Even the bump in employment reflects economic weakness. Compare September’s jobs numbers with those from December 2007: 230,000 more people were employed full time and more than two million more people were employed part time. In other words, 90% of the increase has come from part-time employment. About six million Americans are working part time because they can’t find a full-time job.

...Since the problem is too few jobs, it is important to understand who creates jobs. At my company, CKE Restaurants, for example, our franchisees are small business owners who furnish entry-level jobs and management careers every time they open a Carl’s Jr. or Hardee’s. Franchisees generally invest more than $1 million to permit, build and equip restaurants, creating jobs for architects, attorneys and construction workers.

After opening, each store creates about 25 permanent jobs within the restaurant as well as ancillary jobs maintaining, advertising and supplying food and paper products to it.

Our approximately 3,000 domestic restaurants (90% franchised) spend more than $1 billion on food and paper products a year. That creates jobs for everyone from the farmers who plant the seeds to the truck drivers who deliver the ingredients to our restaurants.

CKE also spends about $175 million a year on advertising, great for actors and workers at ad agencies, as well as radio and TV stations. We spend $150 million annually on capital improvements, remodeling restaurants, and purchasing new equipment. This spurs opportunities for construction workers, equipment manufacturers and more. Then there’s the roughly $100 million put toward annual maintenance. That means jobs for window washers, air conditioner repairmen and landscapers.

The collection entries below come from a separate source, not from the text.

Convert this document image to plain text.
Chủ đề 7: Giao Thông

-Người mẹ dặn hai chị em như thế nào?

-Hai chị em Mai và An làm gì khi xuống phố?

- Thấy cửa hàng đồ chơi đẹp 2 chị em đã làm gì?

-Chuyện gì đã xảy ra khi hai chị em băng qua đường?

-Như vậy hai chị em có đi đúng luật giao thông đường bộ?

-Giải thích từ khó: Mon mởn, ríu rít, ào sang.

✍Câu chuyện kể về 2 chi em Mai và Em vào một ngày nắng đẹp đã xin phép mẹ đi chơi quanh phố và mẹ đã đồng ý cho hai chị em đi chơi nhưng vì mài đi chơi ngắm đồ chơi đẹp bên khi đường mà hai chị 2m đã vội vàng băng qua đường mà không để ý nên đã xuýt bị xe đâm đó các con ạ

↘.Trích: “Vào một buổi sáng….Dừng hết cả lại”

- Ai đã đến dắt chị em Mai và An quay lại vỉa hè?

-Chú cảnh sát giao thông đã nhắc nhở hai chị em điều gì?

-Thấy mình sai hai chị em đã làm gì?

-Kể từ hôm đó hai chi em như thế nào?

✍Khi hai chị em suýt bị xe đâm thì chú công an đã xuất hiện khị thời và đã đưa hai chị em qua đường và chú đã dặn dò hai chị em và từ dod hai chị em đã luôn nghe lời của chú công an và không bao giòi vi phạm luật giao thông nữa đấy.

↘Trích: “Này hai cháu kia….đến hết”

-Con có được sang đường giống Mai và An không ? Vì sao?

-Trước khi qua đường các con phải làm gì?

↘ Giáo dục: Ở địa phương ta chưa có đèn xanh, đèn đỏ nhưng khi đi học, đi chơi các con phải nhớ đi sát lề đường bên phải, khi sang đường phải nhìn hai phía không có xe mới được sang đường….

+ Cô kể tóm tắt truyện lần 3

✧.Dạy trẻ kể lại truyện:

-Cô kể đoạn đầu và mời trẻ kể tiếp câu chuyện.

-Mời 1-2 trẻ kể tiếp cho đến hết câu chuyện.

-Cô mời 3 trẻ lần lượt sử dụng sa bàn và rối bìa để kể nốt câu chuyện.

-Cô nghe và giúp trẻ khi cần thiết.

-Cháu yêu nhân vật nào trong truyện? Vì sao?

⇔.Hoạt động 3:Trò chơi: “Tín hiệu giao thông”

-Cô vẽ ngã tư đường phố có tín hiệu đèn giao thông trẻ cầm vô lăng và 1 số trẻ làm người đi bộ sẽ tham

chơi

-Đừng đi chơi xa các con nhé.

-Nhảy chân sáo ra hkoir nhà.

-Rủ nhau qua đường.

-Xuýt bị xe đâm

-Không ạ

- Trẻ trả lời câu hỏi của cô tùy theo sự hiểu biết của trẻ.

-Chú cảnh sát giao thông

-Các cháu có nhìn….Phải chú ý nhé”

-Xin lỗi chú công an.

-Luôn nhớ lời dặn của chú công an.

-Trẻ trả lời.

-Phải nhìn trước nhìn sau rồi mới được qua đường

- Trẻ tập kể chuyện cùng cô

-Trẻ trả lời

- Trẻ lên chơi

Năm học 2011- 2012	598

These workers in turn spend their incomes on food, clothing, housing, health care, education and entertainment—supporting even more jobs. The more restaurants the company builds, the more jobs and the more growth in local economies. Collectively with our franchisees, CKE provides employment for more than 70,000 Americans and supports jobs for tens of thousands of others outside the restaurants.

This engine of economic growth applies to every part of the economy. Whether Ford, Apple,  Caterpillar, Wal-Mart or Coca-Cola, the web of job creation is the same. And so if a politician wants to help workers win a raise, he should help businesses add jobs by simplifying the tax code, enacting regulatory reform and replacing ObamaCare with something that works.